Alas, as conservatives, we should expect that these kind of attacks on Mormons will become more, rather than less frequent, because Mormons, with their own institutions and their own charity, represent a distinct threat to the welfare mentality of the left, as evidenced by a fantastic column in  Mormons give more to charity than any other religious group and that’s even excluding the tithe that they pay to their church.

This is why, for instance, that the dons of the welfare state, Ted Kennedy and the Kennedy family, were the first to launch some of the more hateful rhetoric against Mormons during the 1994 campaign. Rep. Joe Kennedy was more than happy to be the attack dog, saying “I believe very strongly in the separation between church and state, but I think that if a particular church has a belief that blacks are second-class citizens, and that’s the stated belief of the church, or that women are second-class citizens, I mean you ought to take a look at those issues.”

Then, as now, the media was more than happy to comply, with The Boston Globe and The Washington Post writing stories on the past two days about Mormonism and Jews and Mormonism and blacksBuzzFeed was more than happy to write about the Mormon past of Marco Rubio, but nobody has written about how Roseanne Barr, candidate for the Green Party’s nomination for president, was a Mormon until she was sixteen and that she even wrote about it in her autobiography. Nobody ever talks about Harry Reid’s Mormonism. And, as Rosenberg points out in Tablet Magazine, “no one dared to mock the “magic underwear” of Orthodox Jews–tzitzit–when Joe Lieberman ran for vice president on the Democratic ticket, as pundits like Bill Maher and Maureen Dowd have done when it comes to Romney’s Mormon undergarments.”

In 1994, Romney failed to defend himself against those attacks, much as I fear he will fail to defend himself against these attacks.
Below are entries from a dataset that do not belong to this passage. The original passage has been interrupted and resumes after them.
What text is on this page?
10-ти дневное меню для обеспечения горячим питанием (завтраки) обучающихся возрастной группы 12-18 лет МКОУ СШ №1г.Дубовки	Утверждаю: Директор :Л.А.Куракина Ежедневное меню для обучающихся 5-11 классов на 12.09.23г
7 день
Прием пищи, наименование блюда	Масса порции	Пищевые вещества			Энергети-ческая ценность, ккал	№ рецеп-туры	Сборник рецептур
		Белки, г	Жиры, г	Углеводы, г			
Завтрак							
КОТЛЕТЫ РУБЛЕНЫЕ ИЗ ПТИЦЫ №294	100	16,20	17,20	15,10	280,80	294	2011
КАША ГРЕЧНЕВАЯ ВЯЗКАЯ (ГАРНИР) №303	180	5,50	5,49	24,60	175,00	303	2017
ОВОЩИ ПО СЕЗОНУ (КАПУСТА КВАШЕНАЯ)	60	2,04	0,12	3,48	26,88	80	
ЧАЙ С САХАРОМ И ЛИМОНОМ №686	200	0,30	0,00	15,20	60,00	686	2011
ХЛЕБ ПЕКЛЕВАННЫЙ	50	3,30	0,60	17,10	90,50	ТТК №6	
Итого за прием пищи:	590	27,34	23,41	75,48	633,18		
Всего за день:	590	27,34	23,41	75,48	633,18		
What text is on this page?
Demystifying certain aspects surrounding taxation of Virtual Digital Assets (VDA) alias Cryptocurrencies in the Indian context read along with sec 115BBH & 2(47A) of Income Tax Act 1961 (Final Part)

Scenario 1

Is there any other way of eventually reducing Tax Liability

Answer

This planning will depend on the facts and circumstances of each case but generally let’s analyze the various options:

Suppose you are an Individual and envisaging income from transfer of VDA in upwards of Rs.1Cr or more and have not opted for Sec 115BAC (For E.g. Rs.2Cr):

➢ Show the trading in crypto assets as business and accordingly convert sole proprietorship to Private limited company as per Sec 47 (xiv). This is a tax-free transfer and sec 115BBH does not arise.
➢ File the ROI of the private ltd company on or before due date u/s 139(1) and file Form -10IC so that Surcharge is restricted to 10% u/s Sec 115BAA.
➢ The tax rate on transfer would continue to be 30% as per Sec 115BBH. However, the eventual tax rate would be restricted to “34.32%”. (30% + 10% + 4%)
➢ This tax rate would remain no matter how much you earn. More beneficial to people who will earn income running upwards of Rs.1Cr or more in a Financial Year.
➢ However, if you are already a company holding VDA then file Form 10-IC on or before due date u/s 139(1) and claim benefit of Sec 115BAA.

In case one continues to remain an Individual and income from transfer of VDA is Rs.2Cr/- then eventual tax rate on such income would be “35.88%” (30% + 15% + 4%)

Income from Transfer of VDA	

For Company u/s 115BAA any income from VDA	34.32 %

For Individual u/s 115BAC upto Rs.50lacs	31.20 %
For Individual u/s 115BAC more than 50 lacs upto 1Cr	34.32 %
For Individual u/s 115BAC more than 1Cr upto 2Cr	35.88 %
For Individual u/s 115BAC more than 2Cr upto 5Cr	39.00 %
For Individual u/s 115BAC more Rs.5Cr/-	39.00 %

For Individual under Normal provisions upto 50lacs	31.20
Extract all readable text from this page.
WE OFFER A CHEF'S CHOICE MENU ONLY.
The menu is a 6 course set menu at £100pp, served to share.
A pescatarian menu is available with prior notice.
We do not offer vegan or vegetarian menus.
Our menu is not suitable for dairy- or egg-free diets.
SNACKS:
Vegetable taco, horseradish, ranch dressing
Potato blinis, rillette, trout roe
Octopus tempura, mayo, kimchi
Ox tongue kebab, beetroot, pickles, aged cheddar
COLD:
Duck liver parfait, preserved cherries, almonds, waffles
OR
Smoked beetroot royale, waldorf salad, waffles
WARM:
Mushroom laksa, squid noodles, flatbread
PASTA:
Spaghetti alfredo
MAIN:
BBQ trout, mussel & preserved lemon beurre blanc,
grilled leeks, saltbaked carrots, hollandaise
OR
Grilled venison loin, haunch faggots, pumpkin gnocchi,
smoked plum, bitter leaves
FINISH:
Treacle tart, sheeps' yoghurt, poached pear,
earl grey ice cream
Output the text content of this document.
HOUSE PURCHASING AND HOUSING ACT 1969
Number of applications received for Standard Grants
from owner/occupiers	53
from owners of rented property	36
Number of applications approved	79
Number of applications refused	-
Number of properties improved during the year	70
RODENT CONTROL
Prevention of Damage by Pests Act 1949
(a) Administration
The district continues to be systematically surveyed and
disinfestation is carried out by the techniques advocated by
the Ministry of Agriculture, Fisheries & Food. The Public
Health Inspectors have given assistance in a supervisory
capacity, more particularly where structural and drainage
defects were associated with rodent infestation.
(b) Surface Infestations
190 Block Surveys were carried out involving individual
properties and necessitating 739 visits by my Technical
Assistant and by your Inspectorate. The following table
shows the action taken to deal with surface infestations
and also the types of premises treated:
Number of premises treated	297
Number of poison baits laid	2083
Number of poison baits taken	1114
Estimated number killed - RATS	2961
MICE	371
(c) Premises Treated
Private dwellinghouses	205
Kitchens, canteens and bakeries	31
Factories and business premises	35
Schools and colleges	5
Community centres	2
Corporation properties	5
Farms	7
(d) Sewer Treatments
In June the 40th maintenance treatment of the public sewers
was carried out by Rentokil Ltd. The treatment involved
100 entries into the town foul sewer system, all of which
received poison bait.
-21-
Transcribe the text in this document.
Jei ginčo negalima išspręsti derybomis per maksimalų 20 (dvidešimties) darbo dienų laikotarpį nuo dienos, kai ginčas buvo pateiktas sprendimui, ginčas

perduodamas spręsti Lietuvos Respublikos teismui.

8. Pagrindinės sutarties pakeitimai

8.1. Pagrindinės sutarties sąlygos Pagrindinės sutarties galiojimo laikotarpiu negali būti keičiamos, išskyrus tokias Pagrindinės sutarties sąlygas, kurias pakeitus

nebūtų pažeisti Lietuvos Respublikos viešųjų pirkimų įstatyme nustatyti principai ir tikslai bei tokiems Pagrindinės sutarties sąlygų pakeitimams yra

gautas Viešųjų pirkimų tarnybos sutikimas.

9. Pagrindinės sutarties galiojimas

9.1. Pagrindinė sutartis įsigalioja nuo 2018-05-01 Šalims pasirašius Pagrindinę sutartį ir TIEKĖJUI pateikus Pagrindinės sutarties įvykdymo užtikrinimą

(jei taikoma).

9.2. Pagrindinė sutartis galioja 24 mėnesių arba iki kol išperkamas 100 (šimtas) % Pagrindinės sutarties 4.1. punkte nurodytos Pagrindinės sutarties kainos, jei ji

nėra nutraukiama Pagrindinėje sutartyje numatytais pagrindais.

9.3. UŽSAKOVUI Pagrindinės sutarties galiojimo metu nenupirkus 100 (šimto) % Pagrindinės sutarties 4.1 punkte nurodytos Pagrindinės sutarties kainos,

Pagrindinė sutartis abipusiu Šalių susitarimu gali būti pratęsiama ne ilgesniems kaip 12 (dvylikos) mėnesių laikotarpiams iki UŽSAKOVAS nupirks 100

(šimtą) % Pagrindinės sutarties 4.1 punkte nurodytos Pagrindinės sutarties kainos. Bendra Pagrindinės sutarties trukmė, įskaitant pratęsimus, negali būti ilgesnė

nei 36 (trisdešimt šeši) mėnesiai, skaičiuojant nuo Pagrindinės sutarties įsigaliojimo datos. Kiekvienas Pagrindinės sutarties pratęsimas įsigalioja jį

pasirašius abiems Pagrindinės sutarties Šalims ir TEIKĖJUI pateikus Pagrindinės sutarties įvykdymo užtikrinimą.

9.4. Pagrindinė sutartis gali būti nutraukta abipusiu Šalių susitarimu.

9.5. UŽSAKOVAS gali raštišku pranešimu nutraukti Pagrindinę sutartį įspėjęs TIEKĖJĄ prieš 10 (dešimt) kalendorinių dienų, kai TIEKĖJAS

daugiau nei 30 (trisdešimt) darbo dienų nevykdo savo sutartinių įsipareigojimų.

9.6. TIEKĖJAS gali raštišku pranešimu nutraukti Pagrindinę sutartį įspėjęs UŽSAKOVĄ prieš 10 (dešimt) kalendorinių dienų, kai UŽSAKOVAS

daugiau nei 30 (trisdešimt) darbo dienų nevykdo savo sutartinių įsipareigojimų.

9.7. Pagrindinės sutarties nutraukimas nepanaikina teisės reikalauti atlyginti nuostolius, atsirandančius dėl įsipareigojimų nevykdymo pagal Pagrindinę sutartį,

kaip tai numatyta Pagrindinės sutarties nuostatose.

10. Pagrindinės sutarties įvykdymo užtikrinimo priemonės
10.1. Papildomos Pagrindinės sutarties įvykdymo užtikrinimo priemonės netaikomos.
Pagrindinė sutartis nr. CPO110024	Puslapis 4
His consultants mistakenly believe that the best way to inoculate their candidate is to avoid talking about Mormonism, but Romney’s faith is a big part of his life, and indeed, one of the most humanizing things about him.

Part of the reason Romney will refuse to defend himself against attacks is that Mormons are taught to be as Christ-like as possible. That oftentimes means being humble and taking the abuses heaped upon them. Given that their forefathers were often slaughtered, this new abuse seems very light, indeed.

It falls then, to us, to protect our Mormon friends from the slime machine that the Democrats and the left-wing will visit upon them. If Mormons can be broken, the other, less devote faiths will follow, and that is exactly what we have seen with the Catholic Church. The left’s new attack on religion is about divide and conquer and submitting all of us to their government yoke.

We would all do well to read Article 11 of the LDS Articles of Faith, “We claim the privilege of worshiping Almighty God according to the dictates of our own conscience, and allow all men the same privilege, let them worship how, where, or what they may.”

But the Mormons have that wrong. It isn’t a privilege. It’s a right and we must all defend it.